Mit Erkenntnis des Spruchsenates beim Finanzamt Linz, Senat III, als Organ des Finanzamtes Linz als Finanzstrafbehörde erster Instanz vom 11. November 2005, SN 046-1998/50201-001, wurde der Beschwerdeführer (Bf.) für schuldig erkannt, a) als Geschäftsführer und damit als abgabenrechtlich Verantwortlicher der Firma S GesmbH, für die Monate Jänner bis Dezember 1996, Jänner bis Dezember 1997 und Jänner bis September 1998 vorsätzlich selbst zu berechnende Abgaben, nämlich Lohnsteuer und Dienstgeberbeiträge samt Zuschlägen iHv. insgesamt 105.235,00 ATS, nicht spätestens am 5. Tag nach Fälligkeit entrichtet bzw. abgeführt; b) als Geschäftsführer und damit abgabenrechtlich Verantwortlicher der Firma S GesmbH & Co KG für die Monate Jänner bis Dezember 1996, Jänner bis Dezember 1997 sowie Jänner bis September 1998 vorsätzlich selbst zu berechnende Abgaben, nämlich Lohnsteuer und Dienstgeberbeiträge samt Zuschlägen iHv. insgesamt 741.514,00 ATS, nicht am 5. Tag nach Fälligkeit entrichtet bzw. abgeführt und c) als Abgabepflichtiger vorsätzlich unter Verletzung der Verpflichtung zur Abgabe von dem § 21 UStG 1994 entsprechenden Voranmeldungen für die Monate Jänner bis Dezember 1997 und Jänner bis Juni 1998 eine Verkürzung von Umsatzsteuervorauszahlungen iHv. insgesamt 154.382,00 ATS bewirkt, indem er im gesamten Zeitraum keine Umsatzsteuervorauszahlungen entrichtete und die in diesem Fall einzureichenden Umsatzsteuervoranmeldungen nicht abgab, wobei er dies nicht nur für möglich, sondern für gewiss gehalten hat und dadurch Finanzvergehen zu lit. a) und b) jeweils der Finanzordnungswidrigkeit nach § 49 Abs. 1 lit. a FinStrG und zu lit. b) der Abgabenhinterziehung nach § 33 Abs. 3 lit. a FinStrG begangen zu haben. Er wurde hiefür zu einer Geldstrafe iHv. 5.000,00 € bzw. zu einer gemäß § 20 FinStrG an deren Stelle tretenden Ersatzfreiheitsstrafe von zwei Wochen verurteilt. Weiters wurde dem Beschuldigten ein Kostenersatz iHv. 363,00 € (§ 185 Abs. 1 lit. a FinStrG) auferlegt. Dieser Schuld-, Straf- und Kostenausspruch erwuchs am 6. April 2006 in formelle Rechtskraft.

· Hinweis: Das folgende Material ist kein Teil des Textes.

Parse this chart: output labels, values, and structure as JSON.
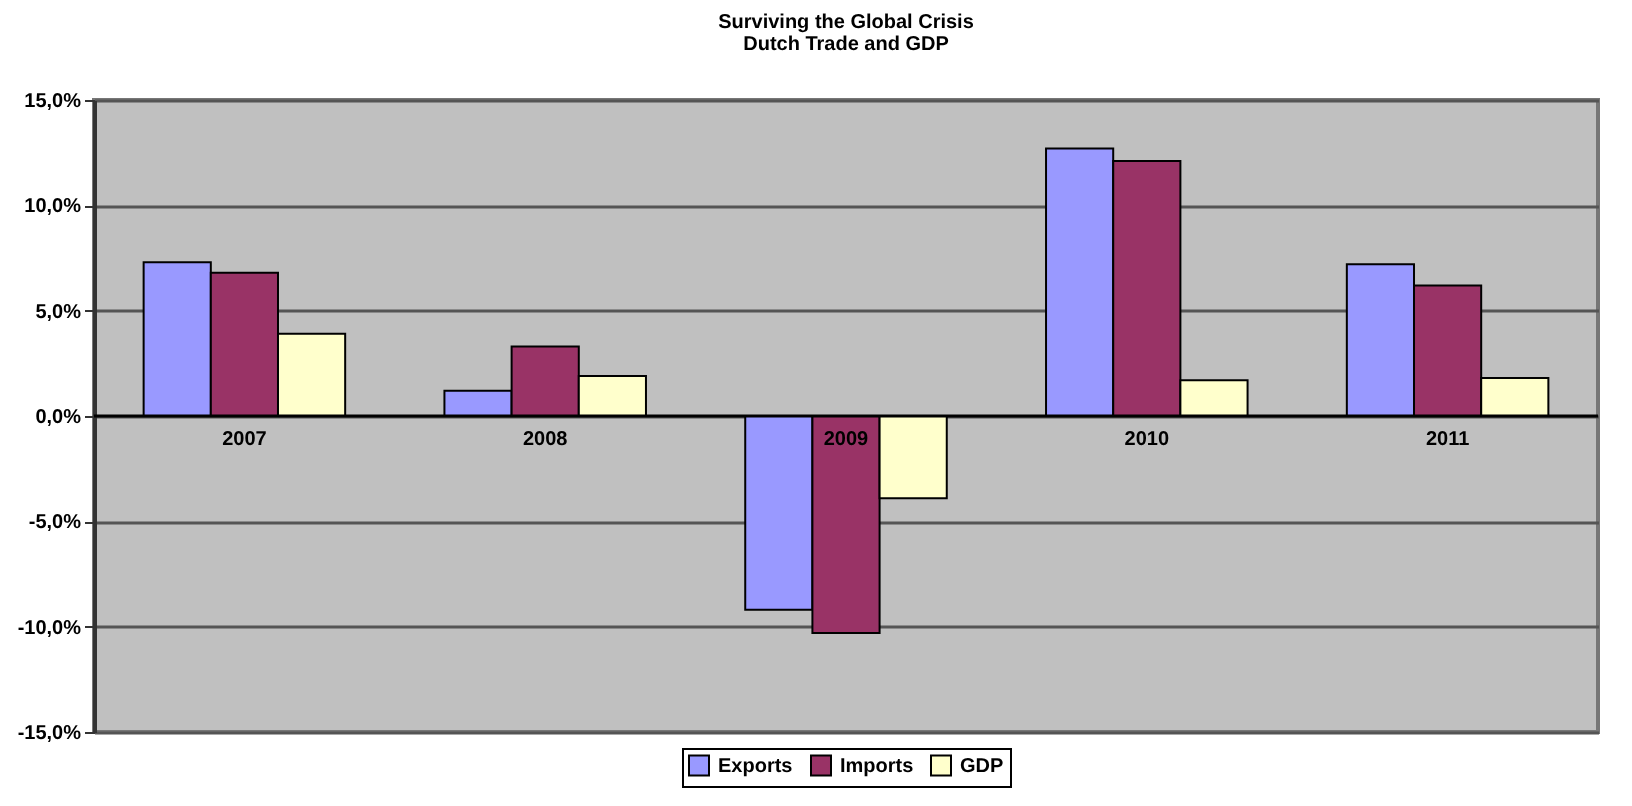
{
  "chart_data": {
    "type": "bar",
    "title": "Surviving the Global Crisis",
    "subtitle": "Dutch Trade and GDP",
    "categories": [
      "2007",
      "2008",
      "2009",
      "2010",
      "2011"
    ],
    "series": [
      {
        "name": "Exports",
        "color": "#9999ff",
        "values": [
          7.3,
          1.2,
          -9.2,
          12.7,
          7.2
        ]
      },
      {
        "name": "Imports",
        "color": "#993366",
        "values": [
          6.8,
          3.3,
          -10.3,
          12.1,
          6.2
        ]
      },
      {
        "name": "GDP",
        "color": "#ffffcc",
        "values": [
          3.9,
          1.9,
          -3.9,
          1.7,
          1.8
        ]
      }
    ],
    "ylim": [
      -15,
      15
    ],
    "yticks": [
      {
        "value": -15,
        "label": "-15,0%"
      },
      {
        "value": -10,
        "label": "-10,0%"
      },
      {
        "value": -5,
        "label": "-5,0%"
      },
      {
        "value": 0,
        "label": "0,0%"
      },
      {
        "value": 5,
        "label": "5,0%"
      },
      {
        "value": 10,
        "label": "10,0%"
      },
      {
        "value": 15,
        "label": "15,0%"
      }
    ],
    "grid": "y",
    "legend": "bottom"
  }
}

Noch vor Eintritt der formellen Rechtskraft begehrte der Bf. mit Schreiben vom 7. März 2006 unter Hinweis auf seine angespannten wirtschaftlichen Verhältnisse die Gewährung einer monatlichen Ratenzahlung iHv. 100,00 € zur Abstattung der Geldstrafe und der Verfahrenskosten.

Mit Bescheid vom 11. April 2006 wies das Finanzamt Linz als Finanzstrafbehörde erster Instanz den Antrag des Bf. vom 7. März 2006 um die Gewährung von Ratenzahlungen zur Entrichtung des (zur Gänze) aushaftenden Rückstandes aus der Geldstrafe und den Verfahrenskosten unter Hinweis auf die die einer Bewilligung entgegenstehende Gefährdung der Einbringlichkeit der gegenständlichen Abgabenschuld als unbegründet ab.

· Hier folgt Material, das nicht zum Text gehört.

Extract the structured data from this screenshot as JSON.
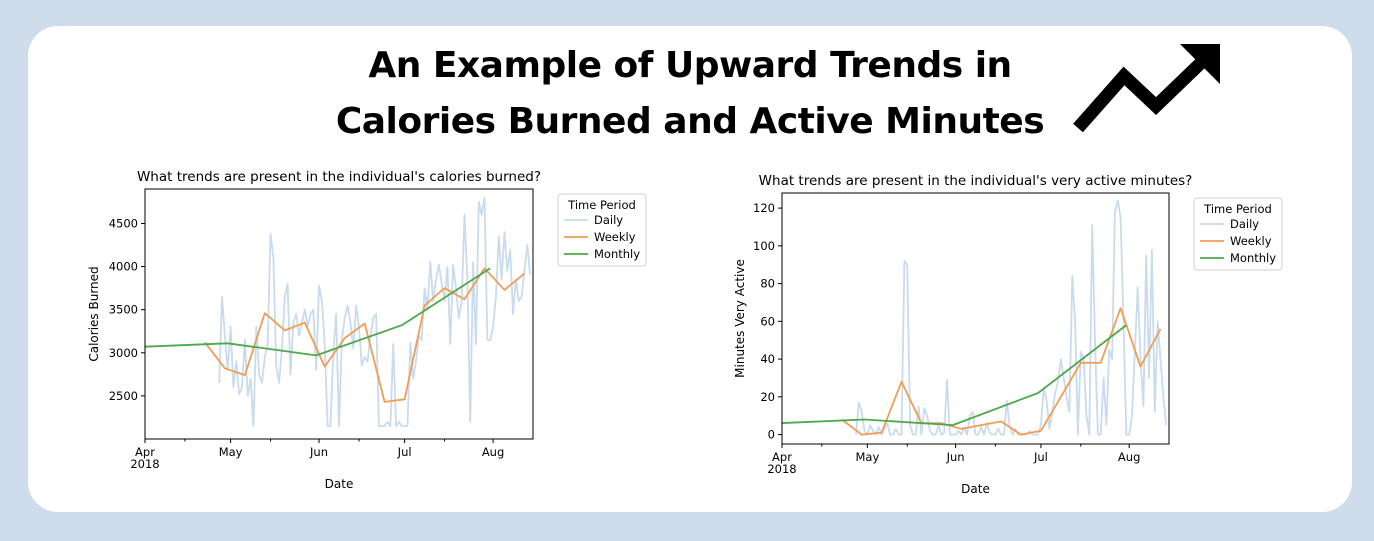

Gegen diesen Bescheid richtet sich die fristgerechte (als Berufung bezeichnete) Beschwerde des Beschuldigten vom 25. April 2006, in welcher im Wesentlichen wie folgt vorgebracht wurde:

Da auf die die einzige Einkommensquelle darstellenden Pensionsbezüge des Bf. auf Grund eines (vollstreckbaren) Abgabenrückstandes zu StNr. 12 (vollstreckbarer Rückstand 31. Mai 2006: 133.101,92 €) seitens des Finanzamtes Exekution in Form einer Lohnpfändung (bis auf das Existenzminimum) geführt werde und zudem über das Vermögen seines Sohnes Dietmar S mittlerweile ebenfalls das Konkursverfahren eröffnet worden sei, sei er derzeit nicht in der Lage, mehr als maximal 150,00 € monatlich zur Begleichung des Strafrückstandes zu leisten, sodass beantragt werde, zur Entrichtung der Geldstrafe bzw. der ausständigen Verfahrenskosten eine entsprechende Zahlungserleichterung zu bewilligen.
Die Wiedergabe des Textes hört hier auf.